As well as the future, the film veers us into the past - right to the beginnings of the movement with the world's first vegan society, founded in 1944. Taking a pit-stop tour of its history from the fifties to today, meat-eating is shown to be unnecessary, mindless and even grotesque, through footage from cooking shows, advertising and TV. We see the rise of processed meat in the 70s and 80s, "when the animals people were consuming stopped looking like they'd ever been animals." We see the rise in animal-based children's movies in the 90s, when Babe soared in popularity for its heart-warming tale about a pig who escapes slaughter, alongside Babe the pig becoming a free toy given out with Happy Meals.

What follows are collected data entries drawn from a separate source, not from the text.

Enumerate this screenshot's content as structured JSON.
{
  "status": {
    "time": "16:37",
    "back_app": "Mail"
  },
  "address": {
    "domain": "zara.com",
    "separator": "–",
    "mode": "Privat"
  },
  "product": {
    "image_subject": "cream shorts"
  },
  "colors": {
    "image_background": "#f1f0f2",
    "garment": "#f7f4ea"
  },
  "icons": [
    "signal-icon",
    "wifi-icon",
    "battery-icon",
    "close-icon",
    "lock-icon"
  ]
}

Fast-forward to 2016, and no-one is safe from the film's shrewd and cutting observations. From Hugh Fearnley-Whittingstall banging on about "sustainable" fish farming, to Nigella Lawson sensuously stuffing a chicken, to a clip of Jamie Oliver cooking burgers followed directly by one in which he says, "the future is about a plant-based diet," Amstell doesn't hold back. Well-meaning politicians, celebrities, and TV presenters are also satirized, outlining the plethora of contradictions and oddities within our modern-day approach to health.

Non-vegan critics have praised the mockumentary for "not being preachy" - because it doesn't just satirize meat-eaters, but pokes fun at vegans, too. People feel less like they're being preached to if they're laughing along the way. As the film moves back into the present day, we are given the bizarre YouTube hit, the "Vegan Rap," in which an elderly vegan couple bob from side to side, rapping about animal rights and speciesism. "The vegans were still ridiculous, and rarely allowed on television," Amstell narrates from a 2067 perspective.

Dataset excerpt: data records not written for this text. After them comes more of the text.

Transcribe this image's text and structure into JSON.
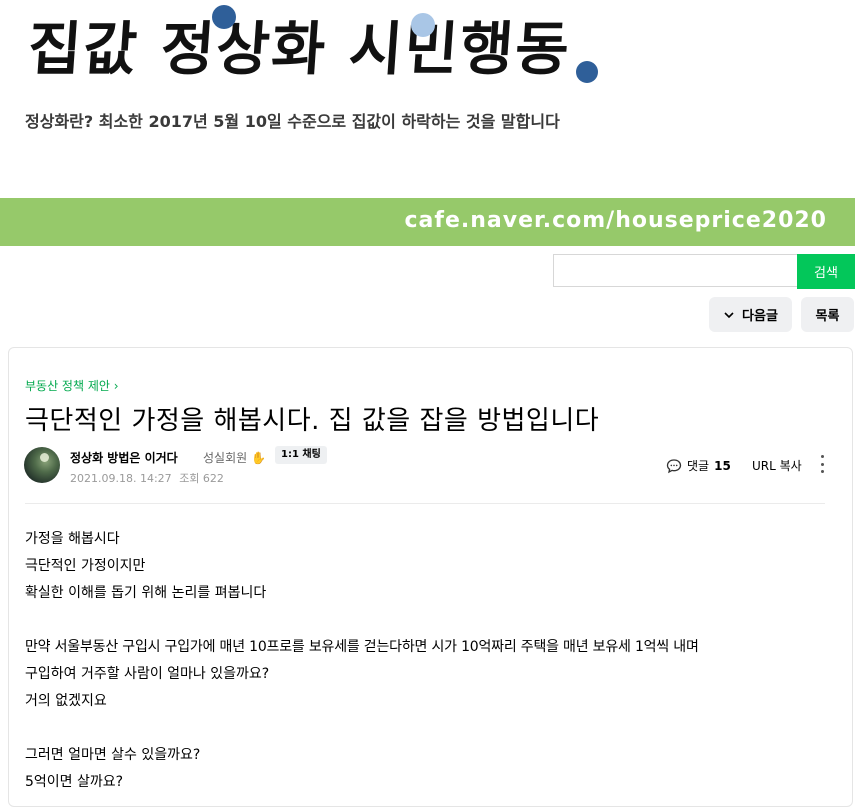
{
  "banner": {
    "title": "집값 정상화 시민행동",
    "subtitle": "정상화란? 최소한 2017년 5월 10일 수준으로 집값이 하락하는 것을 말합니다",
    "cafe_url": "cafe.naver.com/houseprice2020"
  },
  "search": {
    "placeholder": "",
    "value": "",
    "button_label": "검색"
  },
  "nav": {
    "next_label": "다음글",
    "list_label": "목록"
  },
  "post": {
    "category": "부동산 정책 제안",
    "title": "극단적인 가정을 해봅시다. 집 값을 잡을 방법입니다",
    "author": "정상화 방법은 이거다",
    "grade": "성실회원",
    "chat_badge": "1:1 채팅",
    "date": "2021.09.18. 14:27",
    "views_label": "조회 622",
    "comments_label": "댓글",
    "comments_count": "15",
    "url_copy": "URL 복사",
    "body": [
      "가정을 해봅시다",
      "극단적인 가정이지만",
      "확실한 이해를 돕기 위해 논리를 펴봅니다",
      "",
      "만약 서울부동산 구입시 구입가에 매년 10프로를 보유세를 걷는다하면 시가 10억짜리 주택을 매년 보유세 1억씩 내며",
      "구입하여 거주할 사람이 얼마나 있을까요?",
      "거의 없겠지요",
      "",
      "그러면 얼마면 살수 있을까요?",
      "5억이면 살까요?"
    ]
  },
  "colors": {
    "accent_green": "#03c75a",
    "banner_green": "#96c96a",
    "category_green": "#03a94e"
  }
}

By acknowledging that the current vegan movement is flawed, and suggesting how it could be different, the film's make-believe future steps in the movement pave the way for real-life questions. Such as, why aren't there any mainstream vegan TV chefs, like the film's sexy and charismatic Freddie? Why have we let our pro-vegan protests slip into the fringes as inaccessible, weird and off-putting? Can we conceive of a new definition, freed from the negative connotations of the word "veganism"?

And yes, some of the mockumentary's future plant-eaters are ridiculous. They wear floaty, floral clothing, strange glittery make up, dance around in a cult-like woodland home, and meditate. I would probably be irritated at this perpetration of existing stereotypes about vegankind if it wasn't so damn funny. Revealing many current animal rights demonstrations as futile and inaccessible, Carnage gets to the core of the issue with the movement and its decidedly preachy tone. Replacing these clips with his own comical forms of peaceful protest - vegans laying flowers outside butcher shops for the dead animals, peaceful protesters toting amusing "Eat a cracker" signs - Amstell proves that, perhaps, there is insight to be gained within comedy.